"cudaDeviceSetSharedMemConfig" and "cudaDeviceSetCacheConfig" has no effect

I’m trying to optimize shared memory for a cuda code on GTX 1080. To do so, I want to change the shared memory bank width and cache configuration by calling:




Where do I call these functions? Currently, I call them in a host function that uses "cudaLaunchCooperativeKernel to call a global function:

template< ... > bool launch_dualBlock(...){
    cudaLaunchCooperativeKernel( (void*)nv_wavenet_dualBlock<...>, grid, block ... )

definition of nv_wavenet_dualBlock is:

template< ... > __global__ void nv_wavenet_dualBlock( ... ){
    nv_wavenet_dualBlock_A< ... >( ... );

and nv_wavenet_dualBlock_A is a device function.

However, the two function calls seem to do nothing because when I print shared memory and cache configuration after I call the two functions, the printed values indicate that nothing changed. Also, I check the return value of the two functions and they are both cudaSuccess.

I would really appreciate your help.

Instead of cudaDeviceSetSharedMemConfig, use a call like this:

cudaFuncSetSharedMemConfig(kernel_func_name, cudaSharedMemBankSizeEightByte);

It will select the 8 bytes shared memory size for the specific functions you define. This way you make sure that just these functions will use 8 bytes, while other functions will continue to use the standard 4 bytes.
You will call it just before you call the kernel function(s). It is just telling the compiler “for this, this and that functions, the shared memory size is 8 bytes instead of 4”, nothing else.

If you are not storing double precision data in this shared memory now defined as 8 bytes, then nothing will happen, except for bank conflicts and a slower running function.
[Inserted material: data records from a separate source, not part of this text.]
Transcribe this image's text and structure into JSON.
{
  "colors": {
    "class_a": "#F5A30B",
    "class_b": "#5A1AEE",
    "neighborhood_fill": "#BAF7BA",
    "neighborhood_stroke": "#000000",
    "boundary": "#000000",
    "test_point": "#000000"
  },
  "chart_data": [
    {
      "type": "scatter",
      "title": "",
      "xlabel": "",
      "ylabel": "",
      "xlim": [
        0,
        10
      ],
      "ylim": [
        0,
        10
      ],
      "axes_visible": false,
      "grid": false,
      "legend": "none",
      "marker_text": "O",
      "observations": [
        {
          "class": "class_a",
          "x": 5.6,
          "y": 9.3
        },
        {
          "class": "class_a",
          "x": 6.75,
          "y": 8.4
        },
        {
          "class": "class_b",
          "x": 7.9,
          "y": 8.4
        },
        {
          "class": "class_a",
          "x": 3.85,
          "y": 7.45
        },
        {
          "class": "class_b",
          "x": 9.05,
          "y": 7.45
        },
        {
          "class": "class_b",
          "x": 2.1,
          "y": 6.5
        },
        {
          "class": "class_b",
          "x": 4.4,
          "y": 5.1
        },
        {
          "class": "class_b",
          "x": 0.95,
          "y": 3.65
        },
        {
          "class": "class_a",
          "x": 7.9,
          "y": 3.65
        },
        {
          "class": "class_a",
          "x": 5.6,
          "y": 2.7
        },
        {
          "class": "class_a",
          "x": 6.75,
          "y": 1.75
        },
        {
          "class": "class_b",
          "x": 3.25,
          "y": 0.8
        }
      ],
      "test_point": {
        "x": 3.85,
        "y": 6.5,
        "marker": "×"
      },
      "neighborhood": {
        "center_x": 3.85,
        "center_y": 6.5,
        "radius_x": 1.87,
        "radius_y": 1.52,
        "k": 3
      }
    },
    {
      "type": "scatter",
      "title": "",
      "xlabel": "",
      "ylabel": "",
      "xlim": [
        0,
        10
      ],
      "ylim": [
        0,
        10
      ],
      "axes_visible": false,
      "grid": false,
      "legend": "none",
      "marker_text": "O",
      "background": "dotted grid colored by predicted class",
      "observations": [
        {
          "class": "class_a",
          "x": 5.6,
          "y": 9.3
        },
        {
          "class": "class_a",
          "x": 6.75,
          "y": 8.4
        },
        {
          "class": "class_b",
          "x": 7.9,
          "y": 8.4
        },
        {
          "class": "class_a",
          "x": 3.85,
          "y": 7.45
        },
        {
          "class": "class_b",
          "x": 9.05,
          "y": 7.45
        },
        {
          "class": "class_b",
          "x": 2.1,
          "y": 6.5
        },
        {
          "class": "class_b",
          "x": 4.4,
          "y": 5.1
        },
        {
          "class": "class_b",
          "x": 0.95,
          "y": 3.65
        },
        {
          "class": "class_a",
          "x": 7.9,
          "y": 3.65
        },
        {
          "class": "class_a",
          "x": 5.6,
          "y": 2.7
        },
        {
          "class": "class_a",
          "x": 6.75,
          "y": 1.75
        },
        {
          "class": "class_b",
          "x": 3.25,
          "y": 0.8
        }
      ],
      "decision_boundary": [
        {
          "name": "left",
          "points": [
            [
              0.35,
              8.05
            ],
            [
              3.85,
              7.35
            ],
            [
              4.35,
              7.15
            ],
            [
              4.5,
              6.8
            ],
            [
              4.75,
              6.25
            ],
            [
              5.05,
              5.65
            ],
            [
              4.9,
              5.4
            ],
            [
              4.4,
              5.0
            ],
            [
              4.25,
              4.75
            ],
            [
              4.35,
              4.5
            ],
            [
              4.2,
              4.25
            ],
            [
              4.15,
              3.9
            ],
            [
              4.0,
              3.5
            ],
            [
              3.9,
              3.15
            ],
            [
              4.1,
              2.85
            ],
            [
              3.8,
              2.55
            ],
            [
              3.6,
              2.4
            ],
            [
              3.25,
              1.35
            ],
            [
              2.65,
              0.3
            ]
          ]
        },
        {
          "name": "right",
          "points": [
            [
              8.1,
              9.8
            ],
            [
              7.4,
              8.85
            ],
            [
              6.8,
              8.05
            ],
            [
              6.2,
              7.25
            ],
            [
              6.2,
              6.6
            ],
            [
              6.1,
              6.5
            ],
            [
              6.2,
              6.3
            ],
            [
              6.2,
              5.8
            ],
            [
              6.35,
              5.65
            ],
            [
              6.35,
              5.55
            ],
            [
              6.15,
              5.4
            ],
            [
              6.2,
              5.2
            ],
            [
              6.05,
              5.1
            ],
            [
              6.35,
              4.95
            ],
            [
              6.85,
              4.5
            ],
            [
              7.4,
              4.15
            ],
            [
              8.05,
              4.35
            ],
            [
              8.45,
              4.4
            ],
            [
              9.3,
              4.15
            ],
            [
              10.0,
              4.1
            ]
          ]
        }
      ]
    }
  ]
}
8 byte bank mode is not available and has no effect on Pascal devices

Good afternoon, Robert.

Thanks for this input, and since I was going to ask this anyway, I will quickly hijack the topic.
The reason I suggested this is, even with the documentation saying it has no effect on Pascal, when I profile a program that I employ a shared memory type of 8 bytes, the kernel analysis says that ShMem is 4 bytes. When I set ShMem to 8 bytes, then the profiler reports the kernel as using 8 bytes.
The program runs fine and provides the correct result in both cases, and since I expect to run it on Kepler too, then I assumed there is no harm in leaving the 8 bytes call there.

Unless there is an adverse effect, it is fine otherwise?